Guido van Rossum guido@digicool.com
Thu, 12 Jul 2001 17:28:42 -0400


> > > http://mail.python.org/pipermail/python-list/2001-June/047996.html
> >
> > Wow, an impressive hack.  But a hack!  Lots of special casing, and
> > breaks abstractions: the parser driver is supposed to know nothing
> > about the actual grammar embodied in its tables.
> 
> But does it hurt if it does ? It's not like we use it as a general purpose
> parser right now, and would we really want to use the current parser as a
> general purpose one ?

Well, it *is* used to parse its own input. :-)

> I have to agree that a nice, clean, powerful parser that can deal
> better with ambiguities (an LR parser, is that what it's called ?
> :P)

Yes, why the :P)?

LR parsers deal better with ambiguities at the grammar level --
actually, not so much with real ambiguities, but things that look
ambiguous until you've seen more of the input.  For example an LR
grammar can correctly be told that

   f(a, b) = 12

is invalid; the current LL parser can't.  Therefore this has to be
rejected in a separate pass.  Currently I believe that's the code
generation pass but it could be a separate pass altogether.

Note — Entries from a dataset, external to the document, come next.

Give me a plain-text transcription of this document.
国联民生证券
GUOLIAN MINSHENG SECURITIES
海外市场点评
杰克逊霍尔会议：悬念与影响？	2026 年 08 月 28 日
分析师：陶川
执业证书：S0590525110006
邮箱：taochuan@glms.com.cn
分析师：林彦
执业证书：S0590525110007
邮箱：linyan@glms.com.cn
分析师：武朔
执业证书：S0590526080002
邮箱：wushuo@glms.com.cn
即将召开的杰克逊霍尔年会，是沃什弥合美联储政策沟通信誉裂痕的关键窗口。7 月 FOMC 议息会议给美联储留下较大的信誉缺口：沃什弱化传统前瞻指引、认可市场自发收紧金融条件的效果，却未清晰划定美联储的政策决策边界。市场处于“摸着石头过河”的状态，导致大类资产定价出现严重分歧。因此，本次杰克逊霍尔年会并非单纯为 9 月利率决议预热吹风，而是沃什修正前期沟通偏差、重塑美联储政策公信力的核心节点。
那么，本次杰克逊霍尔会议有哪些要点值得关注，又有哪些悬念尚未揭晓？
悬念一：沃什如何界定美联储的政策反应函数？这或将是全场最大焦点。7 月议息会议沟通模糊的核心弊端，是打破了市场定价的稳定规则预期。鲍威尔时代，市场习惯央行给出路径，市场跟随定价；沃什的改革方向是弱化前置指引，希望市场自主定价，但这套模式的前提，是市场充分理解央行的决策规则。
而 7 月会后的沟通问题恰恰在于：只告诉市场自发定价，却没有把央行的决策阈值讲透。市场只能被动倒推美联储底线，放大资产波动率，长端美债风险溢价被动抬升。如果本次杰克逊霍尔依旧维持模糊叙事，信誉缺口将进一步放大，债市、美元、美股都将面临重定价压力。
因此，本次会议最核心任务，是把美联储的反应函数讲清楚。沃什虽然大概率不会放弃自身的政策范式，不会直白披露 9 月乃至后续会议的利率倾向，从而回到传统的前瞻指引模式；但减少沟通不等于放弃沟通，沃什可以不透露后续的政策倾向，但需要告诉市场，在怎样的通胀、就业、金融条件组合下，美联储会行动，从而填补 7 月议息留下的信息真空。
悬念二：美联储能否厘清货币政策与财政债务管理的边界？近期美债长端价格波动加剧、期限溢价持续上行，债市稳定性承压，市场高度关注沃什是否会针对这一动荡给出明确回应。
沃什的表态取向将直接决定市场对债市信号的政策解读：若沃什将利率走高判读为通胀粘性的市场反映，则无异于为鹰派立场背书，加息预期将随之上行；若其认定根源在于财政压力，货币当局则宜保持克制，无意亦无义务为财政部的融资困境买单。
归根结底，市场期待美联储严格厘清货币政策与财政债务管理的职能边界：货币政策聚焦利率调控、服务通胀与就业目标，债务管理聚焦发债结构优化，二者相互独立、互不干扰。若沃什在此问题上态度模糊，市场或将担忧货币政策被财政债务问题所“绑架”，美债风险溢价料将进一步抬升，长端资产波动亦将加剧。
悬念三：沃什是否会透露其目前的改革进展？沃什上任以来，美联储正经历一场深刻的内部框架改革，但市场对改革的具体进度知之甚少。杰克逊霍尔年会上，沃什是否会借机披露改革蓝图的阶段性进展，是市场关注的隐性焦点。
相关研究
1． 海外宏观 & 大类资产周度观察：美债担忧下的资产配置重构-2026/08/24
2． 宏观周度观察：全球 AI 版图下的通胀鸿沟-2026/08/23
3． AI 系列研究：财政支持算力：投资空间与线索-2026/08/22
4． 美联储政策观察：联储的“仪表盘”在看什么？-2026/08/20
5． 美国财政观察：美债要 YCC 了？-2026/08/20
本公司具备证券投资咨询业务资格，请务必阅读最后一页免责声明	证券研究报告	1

> is a much better solution, but in some cases, a hack is better than
> nothing.

Adopting this particular hack means you can never go back.  It
effectively "unreserves" most keywords most of the time, and that
means that you can no longer use other parser technologies to parse
Python.  E.g. suppose someone has a Yacc-based parser for Python.  It
would be quite a feat to hack the Yacc driver to do the same retrying
that his hack does.  I bet it would also require a major effort to get
tokenize.py to work correctly again.

The hack it effectively makes it impossible to give a specification of
the real grammar of the language -- you have to try and see if the
parser accepts something or not.

> No, but it will help with bindings to languages that require
> keywords. .NET comes to mind, again, as does Java. It would also be
> very cool if we could rename pprint.pprint to pprint.print ;P

An approach that might work for this is to pick a FEW keywords
(e.g. those that are not reserved words in C or Java or C++) and add
those to a FEW places in the grammar.  E.g. add a rule

    extended_name: NAME | 'print'   # plus a few others

and then use extended_name instead of NAME in the rules for attribute
selection and function definition:

    funcdef: 'def' extended_name parameters ':' suite
       .
       .
       .
    trailer: '(' [arglist] ')' | '[' subscriptlist ']' | '.' extended_name

This would be unambiguous.

--Guido van Rossum (home page: http://www.python.org/~guido/)